I concur in the judgment and opinion affirming the lower court's affirmance of the decision of the Unemployment Compensation Board of Review, disallowing appellant's claim for unemployment compensation benefits, but would add the following. R.C. 4141.28(O) provided in pertinent part as follows:
"Any interested party may, within thirty days after notice of the decision of the board was mailed to the last known post office address of all interested parties, appeal from the decision of the board to the court of common pleas of the county wherein the appellant, if an employee, is resident or was last employed or of the county wherein the appellant, if an employer, is resident or has his principal place of business in this state. * * * If the court finds that the decision was unlawful, unreasonable, or against the manifest weight of the evidence, it shall reverse and vacate such decision or it may modify such decision and enter final judgment in accordance with such modification; otherwise such court shall affirm such decision. * * *"
No individual is entitled to a waiting period or benefits for any week, unless he or she has registered at an employment office or other registration place maintained or designated by the Administrator of the Ohio Bureau of Employment Services and that registration shall be made in person or in writing in accordance with the time limits, frequency, and manner prescribed by the administrator. R.C. 4141.29(A)(3). In the instant case, appellant was required to register on a biweekly basis during the relevant time period. Appellant did not register as required, claiming that she failed to do so because she was prevented from doing so and was misinformed by a local bureau employee, and that the agency was thereby estopped to deny her unemployment compensation benefits.
In Irvine v. Unemployment Comp. Bd. of Review (1985), 19 Ohio St.3d 15,17-18, 19 OBR 12, 14, 482 N.E.2d 587, 589, the Supreme Court of Ohio stated as follows:
"* * * Determination of purely factual questions is primarily within the province of the referee and the board. Upon appeal, a court of law may reverse such decisions only if they are unlawful, unreasonable, or against the manifest weight of the evidence. Brown-Brockmeyer Co. v. Roach (1947), 148 Ohio St. 511,518 [36 O.O. 167]. Like other courts serving in an appellate capacity, we sit on a court with limited power of review. Such courts are not permitted to make factual findings or to determine the credibility of witnesses. Hall v. American Brake Shoe Co. (1968), 13 Ohio St.2d 11, 13 [42 O.O. 2d 6]. The duty or authority of the courts is to determine whether the decision of the board is supported by the evidence in the record. Kilgore v.Bd. of Review (1965), 2 Ohio App.2d 69, 71 [31 O.O. 2d 108]. The fact that reasonable minds might reach different conclusions is not a basis for the reversal of the board's decision. Craig v.Bur. of Unemp. *Page 92 Comp. (1948), 83 Ohio App. 247, 260 [38 O.O. 356]. Moreover, `[o]ur statutes on appeals from such decisions [of the board] are so designed and worded as to leave undisturbed the board's decisions on close questions.

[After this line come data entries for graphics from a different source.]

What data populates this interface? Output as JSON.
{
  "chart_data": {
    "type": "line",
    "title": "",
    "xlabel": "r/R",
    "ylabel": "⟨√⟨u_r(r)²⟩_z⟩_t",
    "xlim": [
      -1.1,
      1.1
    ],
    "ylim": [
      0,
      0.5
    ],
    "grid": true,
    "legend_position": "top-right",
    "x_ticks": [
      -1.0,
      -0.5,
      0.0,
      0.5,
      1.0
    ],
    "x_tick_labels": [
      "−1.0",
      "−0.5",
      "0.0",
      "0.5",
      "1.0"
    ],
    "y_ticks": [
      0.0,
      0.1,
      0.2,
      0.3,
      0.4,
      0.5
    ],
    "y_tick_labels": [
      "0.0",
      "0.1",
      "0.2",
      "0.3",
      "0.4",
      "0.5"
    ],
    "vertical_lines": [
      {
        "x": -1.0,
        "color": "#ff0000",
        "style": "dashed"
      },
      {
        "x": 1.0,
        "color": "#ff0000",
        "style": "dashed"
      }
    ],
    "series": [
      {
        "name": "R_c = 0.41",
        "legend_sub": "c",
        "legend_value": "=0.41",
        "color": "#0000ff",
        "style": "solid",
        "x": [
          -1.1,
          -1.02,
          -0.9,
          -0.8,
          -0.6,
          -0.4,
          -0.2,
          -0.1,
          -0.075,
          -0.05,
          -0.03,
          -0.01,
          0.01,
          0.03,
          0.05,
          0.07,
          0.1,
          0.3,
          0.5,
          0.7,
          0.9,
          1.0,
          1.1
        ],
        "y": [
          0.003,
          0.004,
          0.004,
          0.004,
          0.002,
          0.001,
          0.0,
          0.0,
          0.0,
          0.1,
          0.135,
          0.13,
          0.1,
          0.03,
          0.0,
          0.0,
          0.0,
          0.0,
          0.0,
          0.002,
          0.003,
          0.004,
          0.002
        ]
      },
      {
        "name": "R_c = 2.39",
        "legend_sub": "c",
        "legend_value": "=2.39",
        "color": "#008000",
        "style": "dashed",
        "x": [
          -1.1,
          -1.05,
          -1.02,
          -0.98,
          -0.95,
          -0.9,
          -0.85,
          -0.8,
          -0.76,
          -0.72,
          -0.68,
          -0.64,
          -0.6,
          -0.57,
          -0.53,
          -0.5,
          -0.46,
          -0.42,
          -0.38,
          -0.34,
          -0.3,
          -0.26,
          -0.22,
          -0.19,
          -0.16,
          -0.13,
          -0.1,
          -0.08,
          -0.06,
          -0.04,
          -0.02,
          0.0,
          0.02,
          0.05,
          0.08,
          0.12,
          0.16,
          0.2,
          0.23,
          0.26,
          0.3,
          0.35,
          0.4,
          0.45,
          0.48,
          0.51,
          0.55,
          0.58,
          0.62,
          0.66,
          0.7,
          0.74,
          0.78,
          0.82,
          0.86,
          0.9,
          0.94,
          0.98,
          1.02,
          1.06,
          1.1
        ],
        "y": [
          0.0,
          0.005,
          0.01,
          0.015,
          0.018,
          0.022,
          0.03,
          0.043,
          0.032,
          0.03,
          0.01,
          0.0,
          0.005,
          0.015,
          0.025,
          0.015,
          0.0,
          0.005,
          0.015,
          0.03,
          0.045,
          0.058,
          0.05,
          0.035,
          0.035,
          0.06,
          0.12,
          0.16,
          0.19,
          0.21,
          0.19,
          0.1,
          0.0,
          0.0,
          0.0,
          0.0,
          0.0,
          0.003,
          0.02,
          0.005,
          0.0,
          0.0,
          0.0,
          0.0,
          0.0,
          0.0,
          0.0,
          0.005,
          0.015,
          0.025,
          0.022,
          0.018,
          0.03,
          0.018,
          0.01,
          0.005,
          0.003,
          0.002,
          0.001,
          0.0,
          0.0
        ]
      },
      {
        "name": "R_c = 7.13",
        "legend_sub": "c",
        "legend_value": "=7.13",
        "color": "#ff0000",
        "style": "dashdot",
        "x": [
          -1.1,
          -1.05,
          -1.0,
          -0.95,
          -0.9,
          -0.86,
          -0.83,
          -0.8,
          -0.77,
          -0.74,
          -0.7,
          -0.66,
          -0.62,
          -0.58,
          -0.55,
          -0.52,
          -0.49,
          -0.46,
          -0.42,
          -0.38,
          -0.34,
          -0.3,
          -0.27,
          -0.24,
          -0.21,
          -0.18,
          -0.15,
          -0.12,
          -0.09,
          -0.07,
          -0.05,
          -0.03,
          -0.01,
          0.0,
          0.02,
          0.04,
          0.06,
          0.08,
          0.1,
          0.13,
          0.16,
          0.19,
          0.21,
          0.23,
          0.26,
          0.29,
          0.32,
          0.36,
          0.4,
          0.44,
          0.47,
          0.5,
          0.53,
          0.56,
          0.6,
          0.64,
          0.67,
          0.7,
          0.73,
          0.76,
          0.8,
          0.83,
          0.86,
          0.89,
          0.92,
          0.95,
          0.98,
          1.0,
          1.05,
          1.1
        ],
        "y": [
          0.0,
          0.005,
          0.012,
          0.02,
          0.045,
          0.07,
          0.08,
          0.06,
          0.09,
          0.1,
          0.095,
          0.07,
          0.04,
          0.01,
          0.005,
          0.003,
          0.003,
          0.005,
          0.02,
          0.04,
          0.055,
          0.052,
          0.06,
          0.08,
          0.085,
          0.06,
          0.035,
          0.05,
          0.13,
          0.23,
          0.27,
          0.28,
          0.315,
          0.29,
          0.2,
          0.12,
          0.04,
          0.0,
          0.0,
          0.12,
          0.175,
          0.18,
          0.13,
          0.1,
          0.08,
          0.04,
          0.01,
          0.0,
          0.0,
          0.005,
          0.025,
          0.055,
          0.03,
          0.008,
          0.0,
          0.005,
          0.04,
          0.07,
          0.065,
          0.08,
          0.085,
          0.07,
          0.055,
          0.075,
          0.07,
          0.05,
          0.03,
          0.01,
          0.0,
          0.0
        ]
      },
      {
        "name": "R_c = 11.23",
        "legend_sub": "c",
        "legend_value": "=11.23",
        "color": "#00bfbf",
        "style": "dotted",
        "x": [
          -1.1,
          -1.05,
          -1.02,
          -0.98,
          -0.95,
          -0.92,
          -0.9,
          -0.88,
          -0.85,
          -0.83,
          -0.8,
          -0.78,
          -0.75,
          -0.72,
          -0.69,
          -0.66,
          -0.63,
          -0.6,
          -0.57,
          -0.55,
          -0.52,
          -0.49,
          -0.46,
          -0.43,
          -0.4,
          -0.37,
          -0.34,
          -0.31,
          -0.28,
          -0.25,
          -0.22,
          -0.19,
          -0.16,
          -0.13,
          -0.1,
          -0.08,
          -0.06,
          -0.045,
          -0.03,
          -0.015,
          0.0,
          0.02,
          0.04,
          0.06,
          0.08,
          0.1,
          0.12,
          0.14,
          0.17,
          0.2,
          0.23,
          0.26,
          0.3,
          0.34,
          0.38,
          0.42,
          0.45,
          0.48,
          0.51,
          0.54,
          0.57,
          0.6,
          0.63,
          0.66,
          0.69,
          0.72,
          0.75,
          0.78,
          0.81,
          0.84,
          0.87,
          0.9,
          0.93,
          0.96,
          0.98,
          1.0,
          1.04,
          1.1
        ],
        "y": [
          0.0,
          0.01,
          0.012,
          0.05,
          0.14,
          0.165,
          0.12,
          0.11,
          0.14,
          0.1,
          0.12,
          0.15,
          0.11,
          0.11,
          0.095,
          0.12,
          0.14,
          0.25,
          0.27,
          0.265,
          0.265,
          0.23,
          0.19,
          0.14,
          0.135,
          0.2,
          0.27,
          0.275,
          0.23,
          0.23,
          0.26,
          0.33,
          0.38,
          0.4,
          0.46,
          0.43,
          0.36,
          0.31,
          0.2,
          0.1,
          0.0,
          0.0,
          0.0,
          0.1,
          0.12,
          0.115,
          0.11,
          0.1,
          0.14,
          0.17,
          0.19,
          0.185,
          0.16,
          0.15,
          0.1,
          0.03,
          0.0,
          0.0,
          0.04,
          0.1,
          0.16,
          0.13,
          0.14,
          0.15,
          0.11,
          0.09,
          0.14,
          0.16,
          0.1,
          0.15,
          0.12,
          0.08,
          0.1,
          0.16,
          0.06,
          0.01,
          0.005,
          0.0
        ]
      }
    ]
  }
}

Where the board might reasonably decide either way, the courts have no authority to upset the board's decision.' Charles Livingston Sons, Inc. v. Constance (1961), 115 Ohio App. 437, 438 [21 O.O. 2d 65]."
In the case at bar, appellant testified at the hearing before the board of review referee that she had received a booklet from the local agency which contained instructions as to when to file unemployment compensation claims and which specifically indicated that a delay in filing her claims could result in a loss of benefits. Appellant testified that a local bureau employee had told her, with respect to a pending ruling by the State Personnel Board of Review, that she should not come back until the decision of that board had been rendered so that someone could determine whether she was qualified to receive unemployment compensation benefits. Appellant, despite repeated questions by the referee, did not testify that the agency employee had told her not to come back in to file her claims every other week.
The burden of proof is upon the claimant to establish the right to unemployment compensation benefits under the unemployment compensation law of Ohio. Gaston v. Bd. of Review (1983), 17 Ohio App.3d 12,13, 17 OBR 58, 60, 477 N.E.2d 460, 462; Shannon v.Bur. of Unemp. Comp. (1951), 155 Ohio St. 53, 44 O.O. 75,97 N.E.2d 425, paragraph one of the syllabus. It is apparent that, assuming, arguendo, the doctrine of estoppel could be utilized against the state agency herein pursuant to Ruozzo v. Giles (1982), 6 Ohio App.3d 8, 6 OBR 31, 451 N.E.2d 519, appellant's testimony before the referee and board constitutes sufficient competent, credible evidence to support the agency finding that estoppel was inapplicable in that appellant merely "misunderstood" the employee rather than being "misinformed" by the employee. Moreover, with respect to appellant's claim of being prevented from filing biweekly claims, she did not testify that she ever came into the local office to file her claims but was prevented from doing so on any occasion by such office.
Furthermore, the Supreme Court of Ohio in Sekerak v. FairhillMental Health Ctr. (1986), 25 Ohio St.3d 38, 40, 25 OBR 64, 66,495 N.E.2d 14, 16, distinguished its case from Ruozzo, supra, on the following grounds:
"Assuming, arguendo, that this court is in agreement with the holding in Ruozzo, the facts presented therein are nevertheless significantly distinguishable from the cause sub judice. This is readily apparent from the fact that in Ruozzo the notice sent to the applicant `offered no information as to filing dates,' while in the instant case, appellant's notice twice stated within a single paragraph that her appeal must be instituted `within ten (10) days after receipt of this letter.' In view of this considerable distinction, we are compelled to reject appellant's reliance on Ruozzo as commanding the application of the equitable doctrine of estoppel in the instant case."
Here, as in Sekerak, supra, despite claims of misinformation from a state employee, the presence of other pertinent information to the claimant precludes reliance on the doctrine of estoppel. In Sekerak, despite alleged misinformation as to a filing date, the notice provided the correct information. Here, appellant received a booklet and forms advising here that a delay in filing claims could result in a loss of benefits. For the foregoing *Page 93 reasons, even if Ruozzo, supra, is accepted as an accurate depiction of Ohio law regarding estoppel against state agencies, it is manifestly distinguishable from the instant case. Hence, I concur.